Calculating points in a circle

Putting this here as I consider my question hypothetical, I don’t actually need the answer per se. So:

Assuming an integer coordinate system, is it possible to calculate all the points that are within a circle of center point P, and radius R?

Couldn’t come up with a solution that didn’t involve brute forcing it, ie getting all the possible points and doing something like

circle.contains(currentPoint);

Any thoughts?

Whats the problem to begin with?

the simplest way would be firstly to calculate all the points that the circle has along its shape then calculate every point within the diameter of the object that are within those bounds
so you would need a list of verticies[] then run through the circle where for (int i = 0 ; i < pi * 2 * r,i++){ verticies[i] = new vertex(r * cos(i),r * sin(i));} r should be the pixel increment , to figure out the points within that shape you take the square shape of the object.

Well, I’m considering having a try at a Worms clone, and after some research it seems collision detection etc is done via a bitmask that represents the terrain. Drawing a circle on a texture was easy, but I was wondering how to ‘draw’ a circle of falses in a boolean[][]. I figured I’d use the brute force approach, but was just wondering if there’s a more mathematical approach.
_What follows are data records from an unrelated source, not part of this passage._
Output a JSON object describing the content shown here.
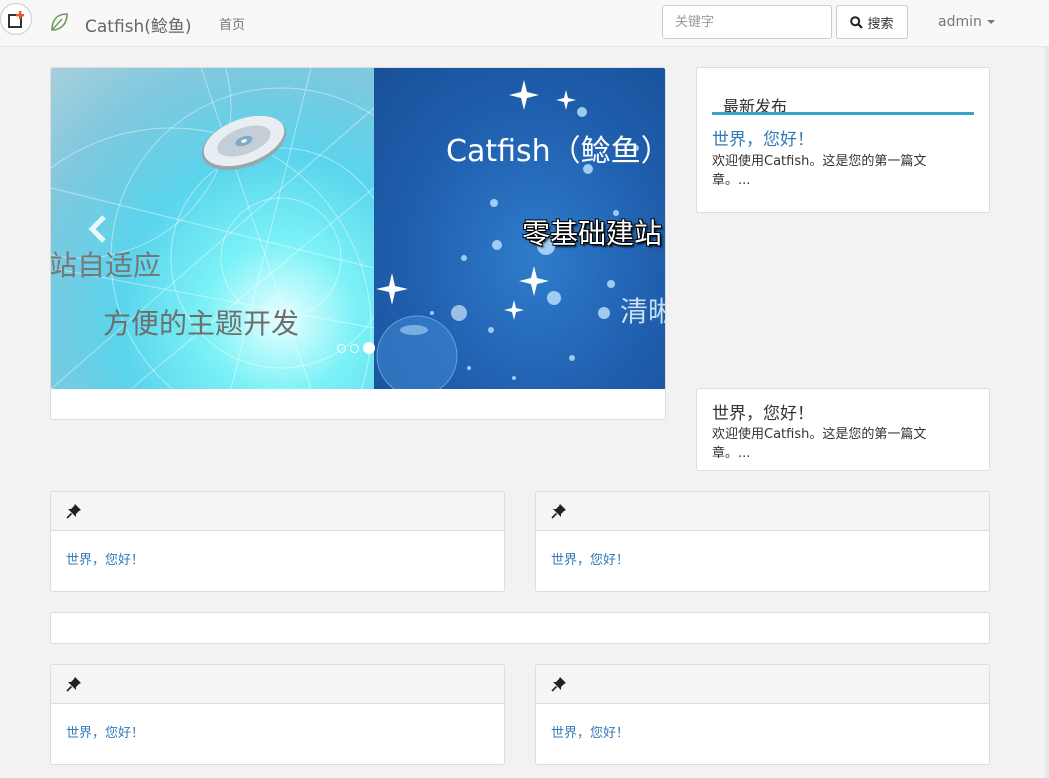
{
  "navbar": {
    "brand": "Catfish(鲶鱼)",
    "home": "首页",
    "search_placeholder": "关键字",
    "search_button": "搜索",
    "user": "admin"
  },
  "carousel": {
    "slide_left_lines": [
      "站自适应",
      "方便的主题开发"
    ],
    "slide_right_lines": [
      "Catfish（鲶鱼）",
      "零基础建站",
      "清晰"
    ],
    "slide_count": 3,
    "active_slide": 3
  },
  "latest": {
    "title": "最新发布",
    "post_title": "世界，您好！",
    "excerpt": "欢迎使用Catfish。这是您的第一篇文章。..."
  },
  "side_post": {
    "title": "世界，您好！",
    "excerpt": "欢迎使用Catfish。这是您的第一篇文章。..."
  },
  "cards": [
    {
      "link": "世界，您好！"
    },
    {
      "link": "世界，您好！"
    },
    {
      "link": "世界，您好！"
    },
    {
      "link": "世界，您好！"
    }
  ],
  "colors": {
    "link": "#337ab7",
    "accent_line": "#3aa3c9",
    "page_bg": "#f2f2f2"
  },
  "icons": [
    "plus-square-icon",
    "leaf-icon",
    "search-icon",
    "chevron-left-icon",
    "pushpin-icon",
    "caret-down-icon"
  ]
}
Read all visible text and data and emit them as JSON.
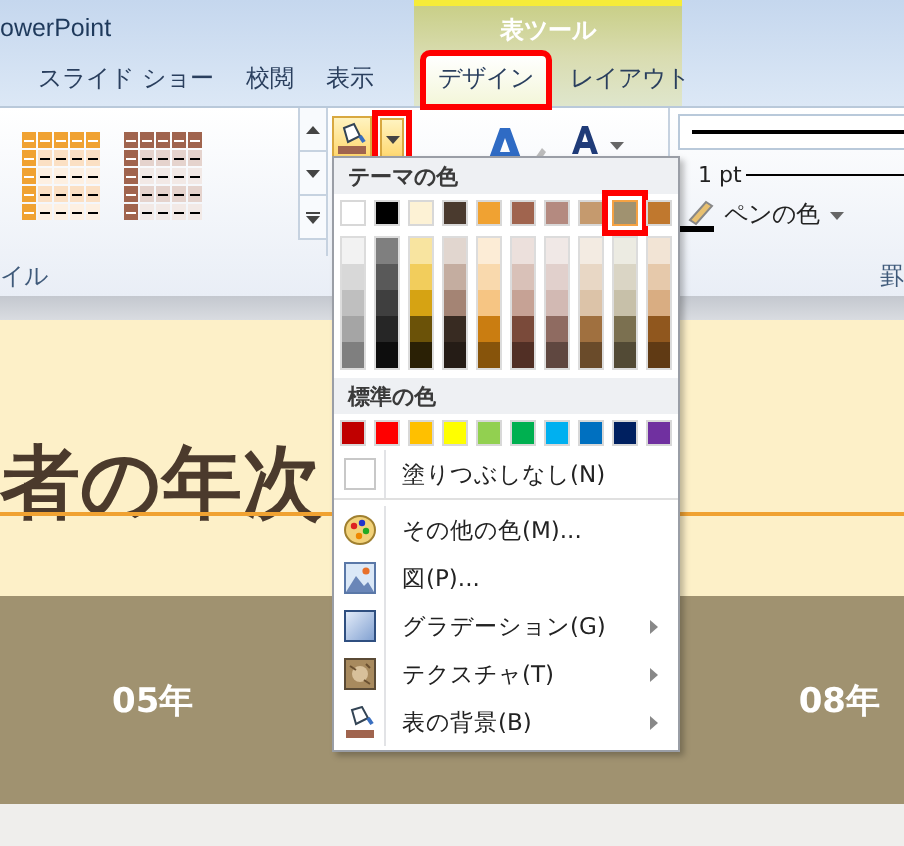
{
  "window": {
    "title": "owerPoint"
  },
  "tabs": [
    {
      "label": "スライド ショー",
      "selected": false
    },
    {
      "label": "校閲",
      "selected": false
    },
    {
      "label": "表示",
      "selected": false
    }
  ],
  "contextual_group": {
    "label": "表ツール",
    "tabs": [
      {
        "label": "デザイン",
        "selected": true,
        "highlighted": true
      },
      {
        "label": "レイアウト",
        "selected": false,
        "highlighted": false
      }
    ]
  },
  "ribbon": {
    "group_labels": [
      "イル",
      "罫"
    ],
    "shading_dropdown": {
      "highlighted": true
    },
    "line_weight": "1 pt",
    "pen_color": "ペンの色"
  },
  "color_menu": {
    "theme_header": "テーマの色",
    "theme_colors": [
      {
        "color": "#ffffff",
        "selected": false,
        "highlighted": false
      },
      {
        "color": "#000000",
        "selected": false,
        "highlighted": false
      },
      {
        "color": "#fdf2d5",
        "selected": false,
        "highlighted": false
      },
      {
        "color": "#4a3a2e",
        "selected": false,
        "highlighted": false
      },
      {
        "color": "#f0a232",
        "selected": false,
        "highlighted": false
      },
      {
        "color": "#a0644e",
        "selected": false,
        "highlighted": false
      },
      {
        "color": "#b48a80",
        "selected": false,
        "highlighted": false
      },
      {
        "color": "#c59a6e",
        "selected": false,
        "highlighted": false
      },
      {
        "color": "#a09270",
        "selected": true,
        "highlighted": true
      },
      {
        "color": "#c0782e",
        "selected": false,
        "highlighted": false
      }
    ],
    "shade_columns": [
      {
        "shades": [
          {
            "color": "#f2f2f2"
          },
          {
            "color": "#d8d8d8"
          },
          {
            "color": "#bfbfbf"
          },
          {
            "color": "#a5a5a5"
          },
          {
            "color": "#7f7f7f"
          }
        ]
      },
      {
        "shades": [
          {
            "color": "#7f7f7f"
          },
          {
            "color": "#595959"
          },
          {
            "color": "#3f3f3f"
          },
          {
            "color": "#262626"
          },
          {
            "color": "#0d0d0d"
          }
        ]
      },
      {
        "shades": [
          {
            "color": "#f8e4a0"
          },
          {
            "color": "#f2cd5c"
          },
          {
            "color": "#d6a313"
          },
          {
            "color": "#6b5208"
          },
          {
            "color": "#2a2005"
          }
        ]
      },
      {
        "shades": [
          {
            "color": "#e1d6cf"
          },
          {
            "color": "#c4ada0"
          },
          {
            "color": "#a48474"
          },
          {
            "color": "#382b22"
          },
          {
            "color": "#251c16"
          }
        ]
      },
      {
        "shades": [
          {
            "color": "#fcecd6"
          },
          {
            "color": "#f9d9ad"
          },
          {
            "color": "#f6c583"
          },
          {
            "color": "#ca7d11"
          },
          {
            "color": "#87540b"
          }
        ]
      },
      {
        "shades": [
          {
            "color": "#ece0dc"
          },
          {
            "color": "#d9c1b8"
          },
          {
            "color": "#c6a295"
          },
          {
            "color": "#7a4a3a"
          },
          {
            "color": "#512f25"
          }
        ]
      },
      {
        "shades": [
          {
            "color": "#f0e8e6"
          },
          {
            "color": "#e1d0cc"
          },
          {
            "color": "#d2b9b3"
          },
          {
            "color": "#8f6b61"
          },
          {
            "color": "#5f4740"
          }
        ]
      },
      {
        "shades": [
          {
            "color": "#f3ebe2"
          },
          {
            "color": "#e8d7c5"
          },
          {
            "color": "#dcc3a8"
          },
          {
            "color": "#a0703f"
          },
          {
            "color": "#6a4b2a"
          }
        ]
      },
      {
        "shades": [
          {
            "color": "#ecebe2"
          },
          {
            "color": "#dad5c5"
          },
          {
            "color": "#c7c0a9"
          },
          {
            "color": "#7b7050"
          },
          {
            "color": "#524a35"
          }
        ]
      },
      {
        "shades": [
          {
            "color": "#f2e4d5"
          },
          {
            "color": "#e6c9ab"
          },
          {
            "color": "#d9ad82"
          },
          {
            "color": "#90571e"
          },
          {
            "color": "#603a14"
          }
        ]
      }
    ],
    "standard_header": "標準の色",
    "standard_colors": [
      {
        "color": "#c00000"
      },
      {
        "color": "#ff0000"
      },
      {
        "color": "#ffc000"
      },
      {
        "color": "#ffff00"
      },
      {
        "color": "#92d050"
      },
      {
        "color": "#00b050"
      },
      {
        "color": "#00b0f0"
      },
      {
        "color": "#0070c0"
      },
      {
        "color": "#002060"
      },
      {
        "color": "#7030a0"
      }
    ],
    "items": [
      {
        "kind": "no-fill",
        "label": "塗りつぶしなし(N)",
        "has_submenu": false
      },
      {
        "kind": "more-colors",
        "label": "その他の色(M)...",
        "has_submenu": false
      },
      {
        "kind": "picture",
        "label": "図(P)...",
        "has_submenu": false
      },
      {
        "kind": "gradient",
        "label": "グラデーション(G)",
        "has_submenu": true
      },
      {
        "kind": "texture",
        "label": "テクスチャ(T)",
        "has_submenu": true
      },
      {
        "kind": "table-background",
        "label": "表の背景(B)",
        "has_submenu": true
      }
    ]
  },
  "slide": {
    "title": "者の年次",
    "header_cells": [
      "05年",
      "08年"
    ]
  }
}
Hmm so it is possible, technically? Would this be quicker than the more brute force approach, would you say?

Why do you want to use a circle?
If you need pixel perfect collision detection the simplest approach is to use rectangles.
You have a big array that contains all the pixels of the terrain and another array that contains all the pixels of your worm. Then you can just go through the arrays and check if there are two pixels at the same spot.
To make this faster you can use bit masks. Which means that each entry in the array is an integer number and each bit in that number represents one pixel. You can then use xor to test for overlapping pixels.

You can just use the distance formula and check if the distance from the point to p is less than r.

Because explosions create circular holes :slight_smile:

also @Longarmx:


public boolean pointInCircle(Point point, Point circleCenter, float circleRadius)
{
    return (
            (point.x-circleCenter.x)*(point.x-circleCenter.x)+
            (point.y-circleCenter.y)*(point.y-circleCenter.y)) <= circleRadius*circleRadius;
}

Believe this answers the original question.

Could brute force just 1 quadrant and mirror the results to the other 3.

Re. explosions: another way would be do it like a real explosion with a “wave of destruction” moving out from the point to all adjacent squares, reducing in power as it moves further out based on the density of the material (more damage to custard than steel!) Stop when all the wave’s power has been absorbed. Not sure of the details but seems like it would be fairly simple and not too CPU-intensive because it’s totally localized around the point.

Quadrant is overkill. You can get it to work fine with an octant.

No I meant like precompute a list of points, not check existing points to see of they fit. I’m not very good at articulating myself I’m afraid.

You could apply this to any possible point in a rectangular field.
Not very efficient, but hey. :slight_smile:

That’s exactly what I’ll most likely end up doing :slight_smile: I imagine for small circles it’ll be plenty fast enough. Premature optimisation and all that :stuck_out_tongue:

If you don’t want to reinvent the wheel, you can draw onto a buffer and use that instead of your boolean[][].

I’m not sure which algorithm the library will use to fill a circle, but to draw its outline the standard one is Bresenham’s algorithm. With that keyword you should be able to find far more explanations of it than you need.

Thanks for the tip :slight_smile: some experimenting shows that grabbing the actual pixel alpha value from the pixmap is fast so I won’t bother with the [icode]boolean[][][/icode] at all.